Key takeaways
- Booking number = the reservation, useful early before a container is assigned (carrier-specific).
- Container number = the physical box, the most precise and universal tracking key.
- Bill of lading = the contract and document of title, natural for grouping a multi-container consignment.
- In practice, track by container number whenever you have it; use booking numbers to start early.
Booking number: the reservation
A booking number is created when you reserve space with a carrier, before any container is assigned. Think of it as the shipment's confirmation code. Early in the process — after booking but before equipment is picked up — it may be the only reference you have.
Because it exists before container numbers, a booking number is useful for starting to track a shipment early. Its limitation: it is carrier-specific, so tracking by booking generally requires knowing and selecting the shipping line, and support varies by carrier.
Container number: the box itself
A container number — four letters and seven digits — identifies a specific physical box. It is the most precise and universal way to track, because the container generates the milestones: gate-in, load, discharge, availability, outgate. Once equipment is assigned, the container number is almost always the best reference to follow.
Bill of lading: the contract
The bill of lading is the legal document — the carrier's contract of carriage and receipt for the goods, and a document of title. A B/L can cover multiple containers under one shipment, which makes it a natural reference for the whole consignment rather than a single box. Its role is primarily documentary; as a live tracking key its support is uneven across carriers.
Which should you track by?
- Have a container number? Track by it. It is the most precise and widely supported, and it drives the milestones.
- Only booked, no container yet? A booking number lets you start early, where the carrier is supported and selected.
- Managing a multi-container consignment? The bill of lading groups them, though live tracking by B/L is less consistent.
In day-to-day operations, container-number tracking is the workhorse: it is exact, it is carrier-agnostic once you have the number, and it produces the events that matter. Booking-number tracking fills the early gap for supported carriers. The bill of lading remains essential paperwork, but it is not the reference you reach for to watch a box move.
A practical rule of thumb
Start with what you have, and move to the container number as soon as you can. Book a shipment and only have a booking reference? Track that for now. The moment the container number is assigned, switch to it — you will get more precise, more consistent milestones for the rest of the journey.
Frequently asked
Can I track a shipment before I have a container number?

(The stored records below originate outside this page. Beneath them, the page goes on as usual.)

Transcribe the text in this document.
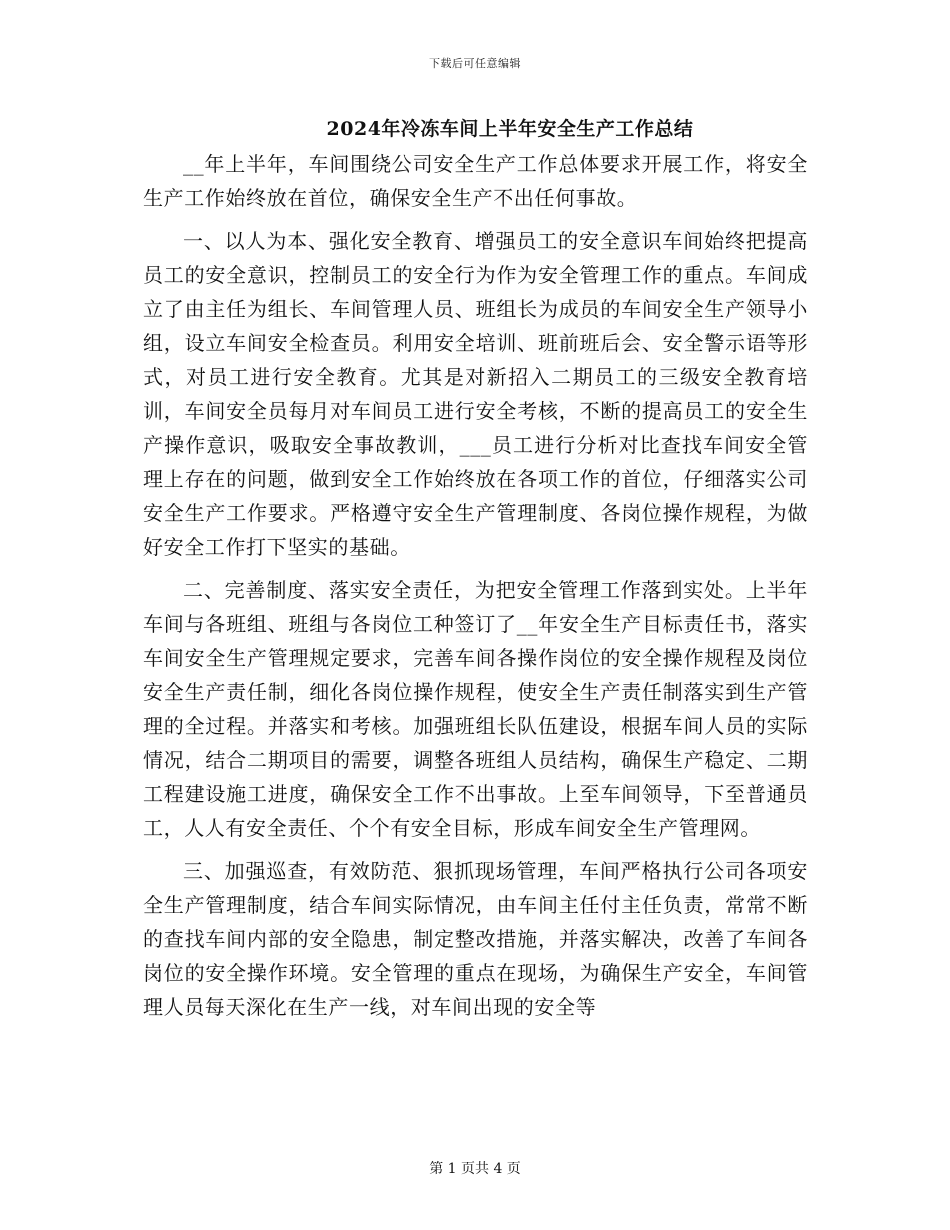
下载后可任意编辑
2024年冷冻车间上半年安全生产工作总结

__年上半年，车间围绕公司安全生产工作总体要求开展工作，将安全生产工作始终放在首位，确保安全生产不出任何事故。

一、以人为本、强化安全教育、增强员工的安全意识车间始终把提高员工的安全意识，控制员工的安全行为作为安全管理工作的重点。车间成立了由主任为组长、车间管理人员、班组长为成员的车间安全生产领导小组，设立车间安全检查员。利用安全培训、班前班后会、安全警示语等形式，对员工进行安全教育。尤其是对新招入二期员工的三级安全教育培训，车间安全员每月对车间员工进行安全考核，不断的提高员工的安全生产操作意识，吸取安全事故教训，___员工进行分析对比查找车间安全管理上存在的问题，做到安全工作始终放在各项工作的首位，仔细落实公司安全生产工作要求。严格遵守安全生产管理制度、各岗位操作规程，为做好安全工作打下坚实的基础。

二、完善制度、落实安全责任，为把安全管理工作落到实处。上半年车间与各班组、班组与各岗位工种签订了__年安全生产目标责任书，落实车间安全生产管理规定要求，完善车间各操作岗位的安全操作规程及岗位安全生产责任制，细化各岗位操作规程，使安全生产责任制落实到生产管理的全过程。并落实和考核。加强班组长队伍建设，根据车间人员的实际情况，结合二期项目的需要，调整各班组人员结构，确保生产稳定、二期工程建设施工进度，确保安全工作不出事故。上至车间领导，下至普通员工，人人有安全责任、个个有安全目标，形成车间安全生产管理网。

三、加强巡查，有效防范、狠抓现场管理，车间严格执行公司各项安全生产管理制度，结合车间实际情况，由车间主任付主任负责，常常不断的查找车间内部的安全隐患，制定整改措施，并落实解决，改善了车间各岗位的安全操作环境。安全管理的重点在现场，为确保生产安全，车间管理人员每天深化在生产一线，对车间出现的安全等

第 1 页共 4 页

Sometimes. A booking number lets you begin tracking after booking but before equipment is assigned, for carriers where booking tracking is supported and the shipping line is selected. Once the container number is issued, switch to it for more precise milestones.
Why is container-number tracking preferred?
Because the physical container generates the milestone events, a container number is exact and works regardless of carrier once you have it. Booking and bill-of-lading tracking depend more on carrier-specific support.